Part of that is at the highest levels of soccer. Referees, regardless of gender, have the opportunity to officiate men’s and women’s games as long as they pass the necessary requirements — fitness tests, educational, assessments, game experience.
Yet the number of females remains low.
“Only one per cent of our female officials get to the top pool, so I’d like to increase that by one or two per cent per year for the next five to 10 years,” Pearson said.
“So eventually we would have 20 to 25 per cent of our females get into that level,”
Pearson points to FIFA referees Marie-Soleil Beaudoin, Chantal Boudreau and Carol Anne Chenard as key role models for the next generation of female officials.
Beaudoin and Boudreau are refereeing at the 2019 Women’s World Cup in France. A cancer diagnosis forced Chenard to withdraw from the World Cup last month.
“The aspiration is there. You just need to give them somebody to look at,” Pearson said.

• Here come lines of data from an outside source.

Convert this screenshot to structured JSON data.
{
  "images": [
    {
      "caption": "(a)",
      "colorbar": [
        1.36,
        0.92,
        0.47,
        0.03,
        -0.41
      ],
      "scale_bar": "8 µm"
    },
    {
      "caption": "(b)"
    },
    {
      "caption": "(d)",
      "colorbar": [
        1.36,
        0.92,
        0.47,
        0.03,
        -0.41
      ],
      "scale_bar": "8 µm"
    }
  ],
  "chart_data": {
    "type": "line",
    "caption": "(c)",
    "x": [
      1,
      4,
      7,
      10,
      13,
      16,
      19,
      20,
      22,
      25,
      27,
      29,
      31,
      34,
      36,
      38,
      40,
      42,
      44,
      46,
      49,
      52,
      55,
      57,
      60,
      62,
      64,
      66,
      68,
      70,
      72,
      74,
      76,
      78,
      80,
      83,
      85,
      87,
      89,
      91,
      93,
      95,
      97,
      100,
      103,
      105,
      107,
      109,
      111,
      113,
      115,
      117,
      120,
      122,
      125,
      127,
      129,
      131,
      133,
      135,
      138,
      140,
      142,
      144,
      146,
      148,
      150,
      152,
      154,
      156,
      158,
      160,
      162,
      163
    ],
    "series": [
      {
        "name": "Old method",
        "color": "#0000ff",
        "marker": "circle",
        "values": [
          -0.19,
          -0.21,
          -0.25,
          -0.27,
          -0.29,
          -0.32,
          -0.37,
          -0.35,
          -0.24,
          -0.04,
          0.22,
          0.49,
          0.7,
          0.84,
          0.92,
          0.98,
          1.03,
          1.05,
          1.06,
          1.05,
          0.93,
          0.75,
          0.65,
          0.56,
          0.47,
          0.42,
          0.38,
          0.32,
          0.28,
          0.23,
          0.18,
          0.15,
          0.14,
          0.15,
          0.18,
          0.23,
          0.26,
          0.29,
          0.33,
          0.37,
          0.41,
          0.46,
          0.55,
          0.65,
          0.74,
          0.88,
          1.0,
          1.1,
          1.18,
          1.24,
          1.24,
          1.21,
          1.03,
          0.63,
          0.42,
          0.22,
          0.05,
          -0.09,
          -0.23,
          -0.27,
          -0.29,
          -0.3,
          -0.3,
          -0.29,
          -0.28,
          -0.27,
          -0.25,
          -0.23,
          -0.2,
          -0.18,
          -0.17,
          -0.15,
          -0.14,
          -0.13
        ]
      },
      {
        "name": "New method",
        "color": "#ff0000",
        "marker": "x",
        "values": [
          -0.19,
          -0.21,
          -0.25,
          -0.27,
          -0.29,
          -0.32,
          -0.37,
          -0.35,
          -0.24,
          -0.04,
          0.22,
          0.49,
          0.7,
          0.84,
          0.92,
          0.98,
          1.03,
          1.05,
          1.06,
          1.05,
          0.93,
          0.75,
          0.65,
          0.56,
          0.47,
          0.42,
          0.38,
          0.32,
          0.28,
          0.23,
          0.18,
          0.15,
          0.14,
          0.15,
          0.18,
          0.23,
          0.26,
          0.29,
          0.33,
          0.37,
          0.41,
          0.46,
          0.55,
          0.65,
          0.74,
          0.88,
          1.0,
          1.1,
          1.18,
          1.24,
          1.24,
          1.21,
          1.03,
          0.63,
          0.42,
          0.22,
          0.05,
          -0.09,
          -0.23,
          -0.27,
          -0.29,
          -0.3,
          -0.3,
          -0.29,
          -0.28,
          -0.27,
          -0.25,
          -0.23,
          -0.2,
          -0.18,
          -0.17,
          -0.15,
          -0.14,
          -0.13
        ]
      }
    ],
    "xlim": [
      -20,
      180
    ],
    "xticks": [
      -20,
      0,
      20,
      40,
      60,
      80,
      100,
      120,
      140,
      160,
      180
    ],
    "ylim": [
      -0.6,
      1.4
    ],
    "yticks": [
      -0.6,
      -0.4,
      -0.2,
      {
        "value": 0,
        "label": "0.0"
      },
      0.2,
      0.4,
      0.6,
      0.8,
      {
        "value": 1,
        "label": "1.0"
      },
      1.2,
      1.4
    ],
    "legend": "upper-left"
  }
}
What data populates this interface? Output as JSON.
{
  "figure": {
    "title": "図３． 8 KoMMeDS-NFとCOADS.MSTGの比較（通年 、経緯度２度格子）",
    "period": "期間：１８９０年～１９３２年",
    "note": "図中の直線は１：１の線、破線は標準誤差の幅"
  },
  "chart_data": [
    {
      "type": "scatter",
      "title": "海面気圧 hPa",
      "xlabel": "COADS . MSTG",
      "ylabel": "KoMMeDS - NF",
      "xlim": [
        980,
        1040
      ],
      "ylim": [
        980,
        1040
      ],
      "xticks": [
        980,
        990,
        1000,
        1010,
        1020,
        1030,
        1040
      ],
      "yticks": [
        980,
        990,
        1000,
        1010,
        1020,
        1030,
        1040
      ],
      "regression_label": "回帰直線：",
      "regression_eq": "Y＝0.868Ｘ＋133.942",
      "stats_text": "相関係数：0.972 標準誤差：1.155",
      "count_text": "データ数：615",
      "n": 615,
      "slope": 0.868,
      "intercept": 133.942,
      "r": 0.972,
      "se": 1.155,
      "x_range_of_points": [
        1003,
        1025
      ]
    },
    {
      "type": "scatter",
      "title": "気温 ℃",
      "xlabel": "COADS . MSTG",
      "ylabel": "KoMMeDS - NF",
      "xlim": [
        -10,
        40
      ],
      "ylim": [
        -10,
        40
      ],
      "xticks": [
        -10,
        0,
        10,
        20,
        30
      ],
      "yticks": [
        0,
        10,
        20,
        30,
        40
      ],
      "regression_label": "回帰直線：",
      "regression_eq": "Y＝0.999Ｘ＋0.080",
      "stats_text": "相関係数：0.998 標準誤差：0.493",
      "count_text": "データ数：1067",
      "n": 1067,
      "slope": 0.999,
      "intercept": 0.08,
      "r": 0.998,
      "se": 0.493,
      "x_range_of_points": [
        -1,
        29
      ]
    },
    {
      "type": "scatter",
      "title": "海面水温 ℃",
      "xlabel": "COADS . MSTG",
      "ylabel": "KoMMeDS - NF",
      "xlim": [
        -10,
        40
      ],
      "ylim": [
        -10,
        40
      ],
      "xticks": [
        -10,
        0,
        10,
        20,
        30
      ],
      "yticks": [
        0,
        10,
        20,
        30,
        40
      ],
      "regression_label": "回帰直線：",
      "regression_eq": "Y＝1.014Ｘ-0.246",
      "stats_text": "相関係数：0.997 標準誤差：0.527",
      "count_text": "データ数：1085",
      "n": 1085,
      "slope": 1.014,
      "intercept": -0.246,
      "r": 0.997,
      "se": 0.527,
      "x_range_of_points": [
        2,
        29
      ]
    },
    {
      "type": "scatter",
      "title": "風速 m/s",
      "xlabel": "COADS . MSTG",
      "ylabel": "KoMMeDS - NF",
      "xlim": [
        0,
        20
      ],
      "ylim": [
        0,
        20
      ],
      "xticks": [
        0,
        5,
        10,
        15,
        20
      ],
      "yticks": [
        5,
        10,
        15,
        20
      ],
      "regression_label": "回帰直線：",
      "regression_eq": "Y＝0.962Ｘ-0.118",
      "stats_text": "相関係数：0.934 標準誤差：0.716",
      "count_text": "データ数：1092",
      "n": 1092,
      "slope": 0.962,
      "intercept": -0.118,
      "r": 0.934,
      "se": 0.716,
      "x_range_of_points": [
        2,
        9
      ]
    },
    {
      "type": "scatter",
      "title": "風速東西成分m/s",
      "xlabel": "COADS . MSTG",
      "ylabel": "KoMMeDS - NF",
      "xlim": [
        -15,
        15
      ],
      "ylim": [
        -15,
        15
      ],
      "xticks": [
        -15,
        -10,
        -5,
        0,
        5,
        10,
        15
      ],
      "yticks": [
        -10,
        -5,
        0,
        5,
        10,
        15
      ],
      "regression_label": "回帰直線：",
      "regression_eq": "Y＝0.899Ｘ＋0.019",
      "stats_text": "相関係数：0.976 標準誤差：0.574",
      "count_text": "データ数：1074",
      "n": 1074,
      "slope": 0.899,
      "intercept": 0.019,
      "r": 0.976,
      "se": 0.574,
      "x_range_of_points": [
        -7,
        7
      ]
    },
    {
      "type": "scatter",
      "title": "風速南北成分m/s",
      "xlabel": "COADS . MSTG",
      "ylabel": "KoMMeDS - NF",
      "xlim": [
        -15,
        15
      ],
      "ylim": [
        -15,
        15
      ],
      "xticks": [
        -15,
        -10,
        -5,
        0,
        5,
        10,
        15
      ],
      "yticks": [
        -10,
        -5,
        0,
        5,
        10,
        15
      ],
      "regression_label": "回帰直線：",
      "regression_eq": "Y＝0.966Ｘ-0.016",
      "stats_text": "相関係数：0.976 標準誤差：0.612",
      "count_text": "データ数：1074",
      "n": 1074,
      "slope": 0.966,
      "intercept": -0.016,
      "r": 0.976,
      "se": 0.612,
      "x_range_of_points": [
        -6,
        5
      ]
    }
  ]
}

While Ontario Soccer still gets the occasional negative email regarding female officials, players and coaches on the field aren’t concerned about gender as long as the referees are “competent, fit and knowledgeable,” she said.
Niagara College women’s soccer head coach Rob Lalama agrees. Even though his team doesn’t see female officials at the Ontario Colleges Athletic Association level often, he would like that to change. “It is my experience that (female referees) take the game seriously. They officiate the games very efficiently and there is an obvious effort to call the best game possible,” Lalama said.
“We are all for promoting more females at all levels of soccer.”